E é importante reforçar que nem todas as reações e os sentimentos vistos como “negativos” são doenças mentais – como comentei, essas emoções têm sua importância. No entanto, se elas persistirem e passarem a afetar as atividades do dia a dia, é fundamental procurar um profissional de saúde mental especializado.

Saúde mental e câncer

Aqui, devemos levar em consideração uma série de outros fatores além dos já mencionados. O câncer traz consigo algo que costuma potencializar as reações emocionais negativas pelo fato de ser uma doença estigmatizada socialmente e com conotações culturais e sociais relacionadas à morte e à dor.
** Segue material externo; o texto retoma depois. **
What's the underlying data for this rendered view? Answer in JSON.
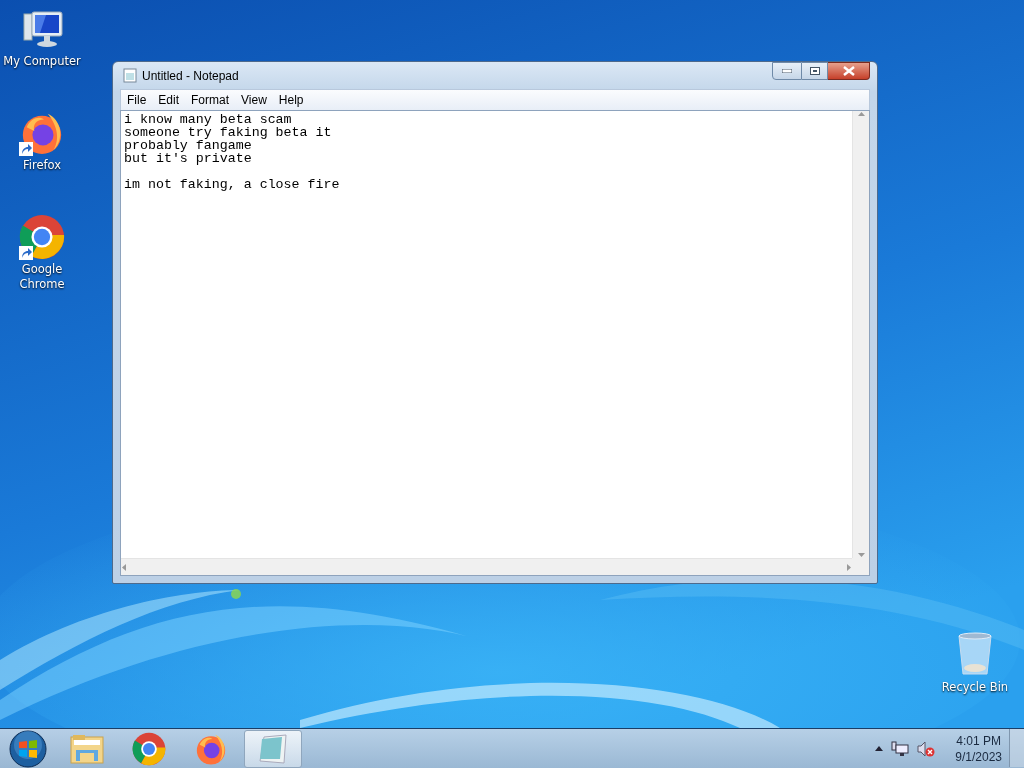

A jornada do paciente oncológico costuma ter etapas distintas, nas quais as reações emocionais podem se mostrar mais ou menos intensas. Essas etapas dizem respeito a três momentos específicos: o impacto do diagnóstico, as reações emocionais durante o tratamento e, por fim, as reações emocionais frente aos desfechos clínicos.
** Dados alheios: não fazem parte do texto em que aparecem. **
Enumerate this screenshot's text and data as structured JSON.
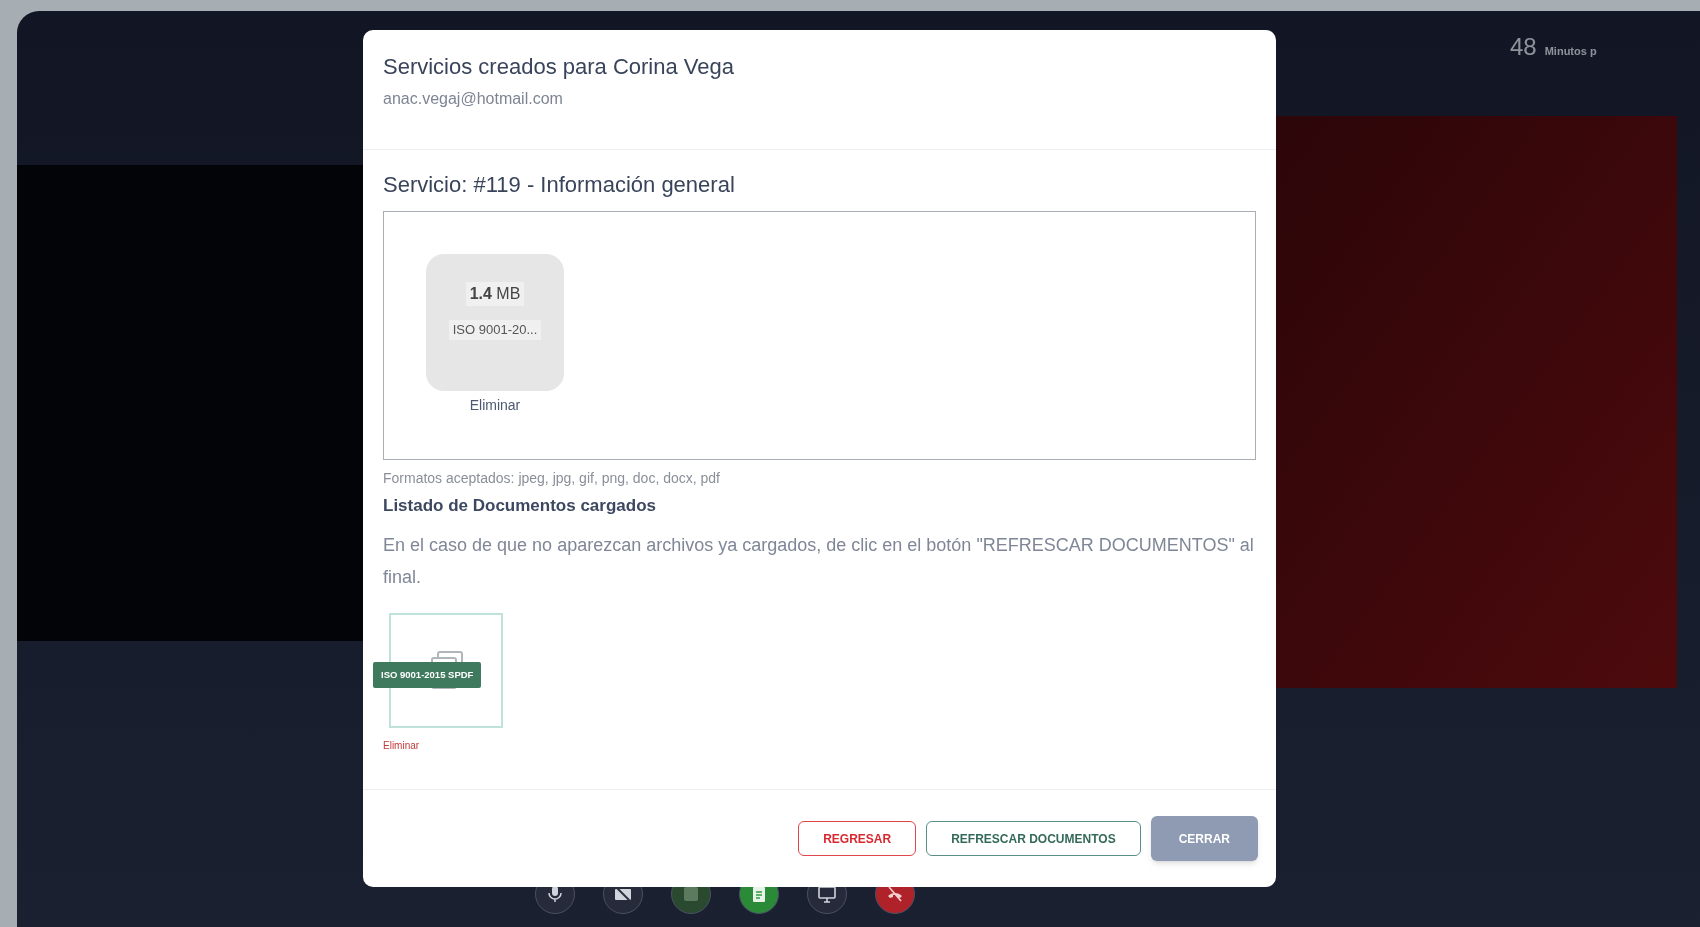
{
  "timer": {
    "value": "48",
    "label": "Minutos p"
  },
  "toolbar": [
    {
      "kind": "mic",
      "color": "#262a3a"
    },
    {
      "kind": "camera-off",
      "color": "#262a3a"
    },
    {
      "kind": "chat",
      "color": "#2a4a30"
    },
    {
      "kind": "document",
      "color": "#2a8a38"
    },
    {
      "kind": "screen",
      "color": "#262a3a"
    },
    {
      "kind": "hangup",
      "color": "#b0222a"
    }
  ],
  "modal": {
    "title": "Servicios creados para Corina Vega",
    "subtitle": "anac.vegaj@hotmail.com",
    "service_title": "Servicio: #119 - Información general",
    "upload_files": [
      {
        "size": "**1.4** MB",
        "name": "ISO 9001-20...",
        "action": "Eliminar"
      }
    ],
    "formats_note": "Formatos aceptados: jpeg, jpg, gif, png, doc, docx, pdf",
    "list_title": "Listado de Documentos cargados",
    "list_note": "En el caso de que no aparezcan archivos ya cargados, de clic en el botón \"REFRESCAR DOCUMENTOS\" al final.",
    "documents": [
      {
        "name": "ISO 9001-2015 SPDF",
        "action": "Eliminar"
      }
    ],
    "buttons": [
      {
        "label": "REGRESAR",
        "kind": "danger"
      },
      {
        "label": "REFRESCAR DOCUMENTOS",
        "kind": "outline"
      },
      {
        "label": "CERRAR",
        "kind": "primary"
      }
    ]
  }
}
Quando pensamos no primeiro momento (o impacto do diagnóstico), é preciso considerar que ele pode ser dificílimo para o paciente e seus familiares. Trata-se de uma notícia que ninguém quer receber e que traz consigo a necessidade do remanejamento dos planos de vida. Neste momento, o paciente e a família precisam se reorganizar para que o tratamento comece. Aqui, os projetos, o trabalho, a escola, a faculdade, enfim, toda a programação de vida passa a ser menos importante, dando lugar a incertezas e ao medo.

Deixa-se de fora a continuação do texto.